Entendiendo que muchos plantadores de iglesias sugieren la idea de tener un equipo plantador, el otro día hablaba con un plantador que me planteó esta situación: Una iglesia en el sector promueve cosas con las que muchos de sus miembros están en desacuerdo y enojados. ¿Ellos serían buenas personas para invitar a plantar una nueva iglesia?

Mi respuesta tal vez fue muy fuerte, pero no me pude contener: ¡NO!

¿Por qué respondí así? Porque un equipo plantador es un grupo de personas comprometidas, junto al equipo pastoral, a vivir la misión de hacer discípulos en el contexto donde se anhela plantar la iglesia. De esa manera, el equipo se vuelve la primera expresión de la iglesia que se está plantando. Por tanto, es peligroso invitar al equipo a personas que se quieren unir a él porque están enojadas con sus iglesias actuales.

Un equipo plantador es un grupo de personas comprometidas, junto al equipo pastoral, a vivir la misión de hacer discípulos en el contexto donde se anhela plantar la iglesia.

Aquí hay cuatro características que estas personas suelen tener:

1. Ellos están más interesados en lo que no quieren

Si estos hermanos llegan a ser parte del equipo simplemente porque están enojados con su última iglesia, lo más seguro es que no estén allí para cumplir con una misión, sino para no hacer lo que se hacía en la iglesia anterior a la que pertenecían.

En otras palabras, la motivación de ellos tiene muy poco que ver con hacer discípulos. En cambio, está más relacionada con salir de una situación que no les gustaba.

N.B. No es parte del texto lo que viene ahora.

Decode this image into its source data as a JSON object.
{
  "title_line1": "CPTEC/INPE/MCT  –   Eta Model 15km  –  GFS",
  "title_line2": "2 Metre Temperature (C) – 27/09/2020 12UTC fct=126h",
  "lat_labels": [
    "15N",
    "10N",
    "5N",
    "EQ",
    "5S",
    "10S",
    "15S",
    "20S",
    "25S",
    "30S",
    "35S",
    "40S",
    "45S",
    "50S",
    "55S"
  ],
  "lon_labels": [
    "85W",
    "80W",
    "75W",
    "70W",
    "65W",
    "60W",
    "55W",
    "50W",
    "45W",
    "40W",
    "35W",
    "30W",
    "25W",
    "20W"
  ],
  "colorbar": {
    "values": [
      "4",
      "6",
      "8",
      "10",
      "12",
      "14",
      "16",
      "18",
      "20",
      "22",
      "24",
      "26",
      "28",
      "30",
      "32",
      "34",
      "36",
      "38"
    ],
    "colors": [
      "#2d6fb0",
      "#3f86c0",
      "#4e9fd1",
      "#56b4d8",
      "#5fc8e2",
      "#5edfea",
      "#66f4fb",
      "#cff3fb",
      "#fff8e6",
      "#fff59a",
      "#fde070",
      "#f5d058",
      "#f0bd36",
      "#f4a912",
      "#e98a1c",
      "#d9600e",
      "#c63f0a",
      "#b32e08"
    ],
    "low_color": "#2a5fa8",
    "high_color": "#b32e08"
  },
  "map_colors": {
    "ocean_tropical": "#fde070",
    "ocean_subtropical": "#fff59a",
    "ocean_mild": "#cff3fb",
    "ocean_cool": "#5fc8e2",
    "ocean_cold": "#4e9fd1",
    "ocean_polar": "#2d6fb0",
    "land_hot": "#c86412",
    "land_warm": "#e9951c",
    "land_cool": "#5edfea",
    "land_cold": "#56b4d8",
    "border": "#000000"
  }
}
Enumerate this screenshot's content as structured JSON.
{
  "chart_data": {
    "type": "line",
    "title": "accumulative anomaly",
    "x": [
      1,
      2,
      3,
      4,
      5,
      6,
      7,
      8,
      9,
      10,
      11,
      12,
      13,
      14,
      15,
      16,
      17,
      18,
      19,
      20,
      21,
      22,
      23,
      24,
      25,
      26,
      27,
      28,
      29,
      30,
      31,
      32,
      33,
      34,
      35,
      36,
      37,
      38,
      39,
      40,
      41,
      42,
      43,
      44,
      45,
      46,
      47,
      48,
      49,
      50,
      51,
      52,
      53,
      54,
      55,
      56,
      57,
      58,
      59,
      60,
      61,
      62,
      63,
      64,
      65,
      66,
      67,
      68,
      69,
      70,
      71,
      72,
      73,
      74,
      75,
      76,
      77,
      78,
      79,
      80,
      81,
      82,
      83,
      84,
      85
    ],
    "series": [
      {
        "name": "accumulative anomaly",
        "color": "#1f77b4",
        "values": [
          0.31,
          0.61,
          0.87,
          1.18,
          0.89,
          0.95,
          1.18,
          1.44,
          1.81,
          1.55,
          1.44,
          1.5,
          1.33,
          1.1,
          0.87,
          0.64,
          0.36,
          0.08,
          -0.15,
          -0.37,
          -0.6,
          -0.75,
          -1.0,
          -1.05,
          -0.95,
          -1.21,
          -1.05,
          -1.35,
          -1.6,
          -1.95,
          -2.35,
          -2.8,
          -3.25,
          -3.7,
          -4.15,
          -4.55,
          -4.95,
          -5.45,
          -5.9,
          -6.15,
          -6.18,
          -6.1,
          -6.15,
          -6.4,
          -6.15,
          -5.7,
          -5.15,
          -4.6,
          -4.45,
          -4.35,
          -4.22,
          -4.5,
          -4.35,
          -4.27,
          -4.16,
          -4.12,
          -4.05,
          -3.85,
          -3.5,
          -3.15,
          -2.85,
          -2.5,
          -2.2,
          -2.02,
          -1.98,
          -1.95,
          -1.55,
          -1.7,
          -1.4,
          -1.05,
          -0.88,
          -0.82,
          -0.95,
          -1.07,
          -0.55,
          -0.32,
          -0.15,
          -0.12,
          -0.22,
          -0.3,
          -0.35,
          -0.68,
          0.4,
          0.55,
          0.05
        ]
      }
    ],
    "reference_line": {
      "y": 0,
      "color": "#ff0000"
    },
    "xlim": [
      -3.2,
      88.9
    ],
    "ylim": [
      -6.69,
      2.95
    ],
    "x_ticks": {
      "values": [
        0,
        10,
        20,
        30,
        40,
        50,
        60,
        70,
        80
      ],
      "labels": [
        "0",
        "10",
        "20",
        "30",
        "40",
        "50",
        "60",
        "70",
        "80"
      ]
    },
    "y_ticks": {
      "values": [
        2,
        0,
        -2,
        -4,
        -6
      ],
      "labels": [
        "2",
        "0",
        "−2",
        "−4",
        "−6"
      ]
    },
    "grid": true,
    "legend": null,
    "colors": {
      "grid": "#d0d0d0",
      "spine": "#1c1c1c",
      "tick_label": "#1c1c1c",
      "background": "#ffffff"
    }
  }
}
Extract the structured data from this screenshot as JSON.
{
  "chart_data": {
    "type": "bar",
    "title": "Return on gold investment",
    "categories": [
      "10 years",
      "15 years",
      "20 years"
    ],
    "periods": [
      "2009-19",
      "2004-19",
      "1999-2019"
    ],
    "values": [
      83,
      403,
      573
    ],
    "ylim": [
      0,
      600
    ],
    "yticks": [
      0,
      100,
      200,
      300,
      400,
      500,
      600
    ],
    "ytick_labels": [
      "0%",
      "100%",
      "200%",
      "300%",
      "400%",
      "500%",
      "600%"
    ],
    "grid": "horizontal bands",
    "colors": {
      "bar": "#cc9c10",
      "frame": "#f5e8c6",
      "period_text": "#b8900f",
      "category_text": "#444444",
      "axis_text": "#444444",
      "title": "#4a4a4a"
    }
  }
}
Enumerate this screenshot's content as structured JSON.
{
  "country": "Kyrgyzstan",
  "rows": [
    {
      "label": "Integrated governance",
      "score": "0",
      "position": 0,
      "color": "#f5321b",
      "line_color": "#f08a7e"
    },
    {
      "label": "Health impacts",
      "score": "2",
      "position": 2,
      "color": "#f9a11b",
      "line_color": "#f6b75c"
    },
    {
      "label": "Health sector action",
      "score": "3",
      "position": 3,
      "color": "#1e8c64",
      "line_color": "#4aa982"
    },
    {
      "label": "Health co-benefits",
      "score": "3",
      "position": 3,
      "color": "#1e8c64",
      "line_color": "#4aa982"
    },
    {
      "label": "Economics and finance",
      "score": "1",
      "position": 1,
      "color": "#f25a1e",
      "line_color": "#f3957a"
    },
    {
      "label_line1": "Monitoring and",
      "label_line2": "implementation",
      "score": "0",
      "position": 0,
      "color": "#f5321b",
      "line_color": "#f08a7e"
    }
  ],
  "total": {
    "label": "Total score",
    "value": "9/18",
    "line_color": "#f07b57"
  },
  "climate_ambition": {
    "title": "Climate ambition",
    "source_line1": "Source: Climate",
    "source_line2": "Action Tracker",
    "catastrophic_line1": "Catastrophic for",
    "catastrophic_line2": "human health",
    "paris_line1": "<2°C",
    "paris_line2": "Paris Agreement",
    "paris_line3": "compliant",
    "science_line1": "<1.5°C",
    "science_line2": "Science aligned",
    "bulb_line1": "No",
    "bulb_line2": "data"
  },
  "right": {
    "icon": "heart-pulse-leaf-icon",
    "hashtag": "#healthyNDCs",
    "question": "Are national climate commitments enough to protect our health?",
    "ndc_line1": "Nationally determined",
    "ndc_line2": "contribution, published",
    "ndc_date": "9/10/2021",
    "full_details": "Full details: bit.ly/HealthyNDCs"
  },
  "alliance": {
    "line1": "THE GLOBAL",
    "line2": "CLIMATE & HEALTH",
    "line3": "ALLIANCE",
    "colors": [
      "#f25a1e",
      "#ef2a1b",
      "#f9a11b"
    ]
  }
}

2. Ellos están amargados con la iglesia

Mientras estas personas estén de acuerdo con la nueva plantación al principio, llegará un tiempo en el que también se amargarán contigo.

Si, por ejemplo, siempre han estado en desacuerdo con la iglesia anterior a la que pertenecían, ¿qué garantía tienes de que no van a llegar a estar en desacuerdo con la nueva?

3. Ellos están comprometidos con un estilo

En muchos casos, la gente sale de una iglesia porque ya no les gusta el “estilo” de esa iglesia. Creen que, al ser parte de una plantación, pueden ser parte de un nuevo estilo.

Sin embargo, toda iglesia que crece es una iglesia cambia con el tiempo. Eso no significa que cambiará su filosofía ministerial, pero algunas cosas cambiarán debido al tamaño de la congregación. El ambiente de una iglesia pequeña, en ese sentido, será diferente al ambiente y estilo de una iglesia mediana o grande.

4. Ellos quieren ser un tipo de iglesia, no la Iglesia

Finalmente, en muchos casos la gente busca metodología y no misión.

Quieren ser parte de una iglesia “cool”, con cierto tipo de música, o con menos programas, o con mucha gente joven, entre otras cualidades. Por eso, cuando la nueva iglesia ya no cumple con la metodología que les gusta, ellos se van.

En ese sentido, podemos decir que el compromiso de estas personas no es con la Iglesia ni con ser la iglesia. Su compromiso es solo con cierto tipo de iglesia.

Conclusión

Ten cuidado con quien invitas a tu equipo plantador.

No quiero generalizar y decir que todas las personas que salieron de una iglesia con la que estaban en desacuerdo son como las descritas en este artículo, pero es vital que evites formar tu equipo con cristianos enojados con sus iglesias anteriores.

Asegúrate de que los miembros de tu equipo plantador están allí para hacer discípulos del sector o del contexto donde se encuentran, y no están simplemente buscando lograr tener el tipo o estilo de iglesia que no tenían antes.

Si vienen a tu equipo por razones equivocadas, puedes tener por seguro que se irán cuando ya se cansen de la nueva plantación.